XCOM: Enemy Unknown

I have never played the original XCOM game (nee UFO: Enemy Unknown), back in the mid 90s. The famous turn-based-squad Microprose game obviously took the gaming world by surprise and people have been talking now for ages to recreate the experience of XCOM. Open-source? Check. Check. Check. What can you say?

So Firaxis (Of Civ fame), just released their interpretation of the famous XCOM game, XCOM: Enemy Unknown and too much critical acclaim, with a current average rating of 89. Many reviewers praise the difficulty of the game, paired with high levels or re-playability. And to be honest, 20 hours in, it is good, with some side remarks.

First of all, the game is using the Unreal engine and thru the first gameplay, I think the game scales fairly well. I’m running it on a high-end computer, but I think I would have been able to play it on my older P7350 machine. Secondly, the game is unmistakenly hard and unpredictable at times, even on the Normal level. The premise is this: you lead and train a team of combat personnel in a varying (but fixed amount) of missions. Successful missions in regions will lower ‘panic rates’. If panic rates are going through the roof, countries can and will withdraw support for your XCOM organization. What makes things worse is that some missions (Abduction missions, typically) will require you to make decisions WHICH region is going to be the focus of attention. I’ve not even talked yet about the tech-tree. Sadly, the tech-tree is not really dynamic and neither are the maps.

Here is where the problems start with XCOM: The tech-tree and the non-dynamic maps. The tech-tree sort of give you options to focus on: it’s far from indepth and generally speaking, if you keep your focus on researching armor, you should be able to keep up with the scaling of the game’s AI (yes, it will get harder gradually). Secondly, the maps don’t seem to be random enough for me. There may be like 50 or so unique maps, and sure, aliens look like they’re placed randomly on the map, but after 10 or so missions, the maps look the same.

That doesn’t mean it’s no fun: listen, this is a turn-based strategy game with the focus on (tadaa) strategy. Every mission is a careful exercise of slowly moving your forces tile by tile, turn by turn and attack by attack. Early in-game, you learn fast to adopt to the strategy of the AI: move your troops out of harm’s way because, that’s what the AI does as well. I don’t really care about how Firaxis has set up the financial part (yep, you need money to keep your organization running) nor do I care about the ‘scanning’ and ‘flight combat’ portions of the game. Both remind me strongly of the Mass Effect approach: they add no real value to the game.

So, to summarize, XCOM can be frustrating and rewarding at the same time. During the 20+ missions I played, it’s extremely exciting to finish a mission without any casualties. However, more often you lose extremely valuable team members. That’s just another reason to do better do the next time. Highly recommended. See images underneath.

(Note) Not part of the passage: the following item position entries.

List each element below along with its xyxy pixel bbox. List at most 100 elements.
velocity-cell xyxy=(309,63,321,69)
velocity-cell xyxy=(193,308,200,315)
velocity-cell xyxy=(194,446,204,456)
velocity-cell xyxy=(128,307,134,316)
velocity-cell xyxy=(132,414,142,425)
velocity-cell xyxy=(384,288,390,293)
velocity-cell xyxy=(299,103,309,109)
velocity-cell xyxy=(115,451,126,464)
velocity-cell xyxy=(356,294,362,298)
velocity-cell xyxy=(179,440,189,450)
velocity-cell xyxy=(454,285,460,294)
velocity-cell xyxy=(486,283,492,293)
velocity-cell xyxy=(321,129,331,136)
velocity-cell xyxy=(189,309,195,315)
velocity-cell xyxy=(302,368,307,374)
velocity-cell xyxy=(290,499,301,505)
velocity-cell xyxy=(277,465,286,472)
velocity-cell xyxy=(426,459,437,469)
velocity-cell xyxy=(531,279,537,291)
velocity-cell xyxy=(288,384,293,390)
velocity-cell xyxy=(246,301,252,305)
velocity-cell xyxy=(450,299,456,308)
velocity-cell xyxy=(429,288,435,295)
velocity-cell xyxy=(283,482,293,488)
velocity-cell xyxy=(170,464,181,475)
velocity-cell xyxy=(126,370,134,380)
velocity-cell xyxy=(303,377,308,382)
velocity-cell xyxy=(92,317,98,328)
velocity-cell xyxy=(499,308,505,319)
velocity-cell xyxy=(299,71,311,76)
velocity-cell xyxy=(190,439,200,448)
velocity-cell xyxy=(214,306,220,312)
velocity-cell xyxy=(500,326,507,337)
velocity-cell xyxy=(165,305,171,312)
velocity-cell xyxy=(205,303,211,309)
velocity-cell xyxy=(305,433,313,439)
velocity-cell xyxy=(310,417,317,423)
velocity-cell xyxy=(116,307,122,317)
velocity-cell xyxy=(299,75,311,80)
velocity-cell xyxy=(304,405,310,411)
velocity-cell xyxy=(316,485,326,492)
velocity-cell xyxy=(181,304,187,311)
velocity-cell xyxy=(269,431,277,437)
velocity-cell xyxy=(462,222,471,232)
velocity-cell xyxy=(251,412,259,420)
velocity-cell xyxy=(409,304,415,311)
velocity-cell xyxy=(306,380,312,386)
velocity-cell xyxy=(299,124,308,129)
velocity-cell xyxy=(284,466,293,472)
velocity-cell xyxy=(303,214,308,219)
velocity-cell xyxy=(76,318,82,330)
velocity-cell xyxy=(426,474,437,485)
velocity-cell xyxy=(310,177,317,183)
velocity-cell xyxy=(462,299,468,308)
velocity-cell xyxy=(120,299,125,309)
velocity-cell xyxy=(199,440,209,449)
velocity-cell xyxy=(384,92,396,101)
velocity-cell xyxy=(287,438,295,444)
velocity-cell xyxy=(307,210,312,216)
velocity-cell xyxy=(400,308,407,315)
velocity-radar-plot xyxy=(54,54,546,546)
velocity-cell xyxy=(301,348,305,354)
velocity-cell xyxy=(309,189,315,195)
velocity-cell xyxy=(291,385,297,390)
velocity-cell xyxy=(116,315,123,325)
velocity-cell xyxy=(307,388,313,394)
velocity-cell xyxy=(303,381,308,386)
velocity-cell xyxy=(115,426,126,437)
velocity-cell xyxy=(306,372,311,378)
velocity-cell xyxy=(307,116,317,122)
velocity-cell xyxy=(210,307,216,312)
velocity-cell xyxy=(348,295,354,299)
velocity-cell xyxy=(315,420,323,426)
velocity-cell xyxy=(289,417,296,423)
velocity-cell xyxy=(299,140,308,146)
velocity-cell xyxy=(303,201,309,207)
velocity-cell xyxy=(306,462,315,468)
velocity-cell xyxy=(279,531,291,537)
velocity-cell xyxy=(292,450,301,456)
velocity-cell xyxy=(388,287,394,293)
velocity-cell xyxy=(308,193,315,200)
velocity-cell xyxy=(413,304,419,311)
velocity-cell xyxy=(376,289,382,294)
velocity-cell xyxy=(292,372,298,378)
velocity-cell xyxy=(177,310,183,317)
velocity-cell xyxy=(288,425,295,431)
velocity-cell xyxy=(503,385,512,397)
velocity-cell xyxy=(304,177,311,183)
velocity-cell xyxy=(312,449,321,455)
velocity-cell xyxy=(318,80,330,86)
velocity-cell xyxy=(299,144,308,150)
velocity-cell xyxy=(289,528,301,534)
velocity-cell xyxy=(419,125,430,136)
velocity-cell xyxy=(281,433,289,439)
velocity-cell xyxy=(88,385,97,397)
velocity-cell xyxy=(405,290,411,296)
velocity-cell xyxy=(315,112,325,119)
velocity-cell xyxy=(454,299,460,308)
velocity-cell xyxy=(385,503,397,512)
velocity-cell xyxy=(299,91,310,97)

10/21/2012: I finished the game in Normal difficulty mode. It’s pretty much an unforgiven game, that requires you to use every weapon and defensive tool in your arsenal (reddit on difficulty of the game). The very last battle, the Temple ship assault, I managed to finish by using three psi-enabled soldiers. Tip: smoke grenades and rush your assault team as close as you can to the Uber Ethereal. If you can, mind control one of the Mutants as that will distract one Ethereal (there are two of them). Let your sniper keep the other Mutant at bay. Do not (NOT) kludge together.

10/12/2012: Only 14.5% of Steam players beat the game on any difficulty. That is not a lot.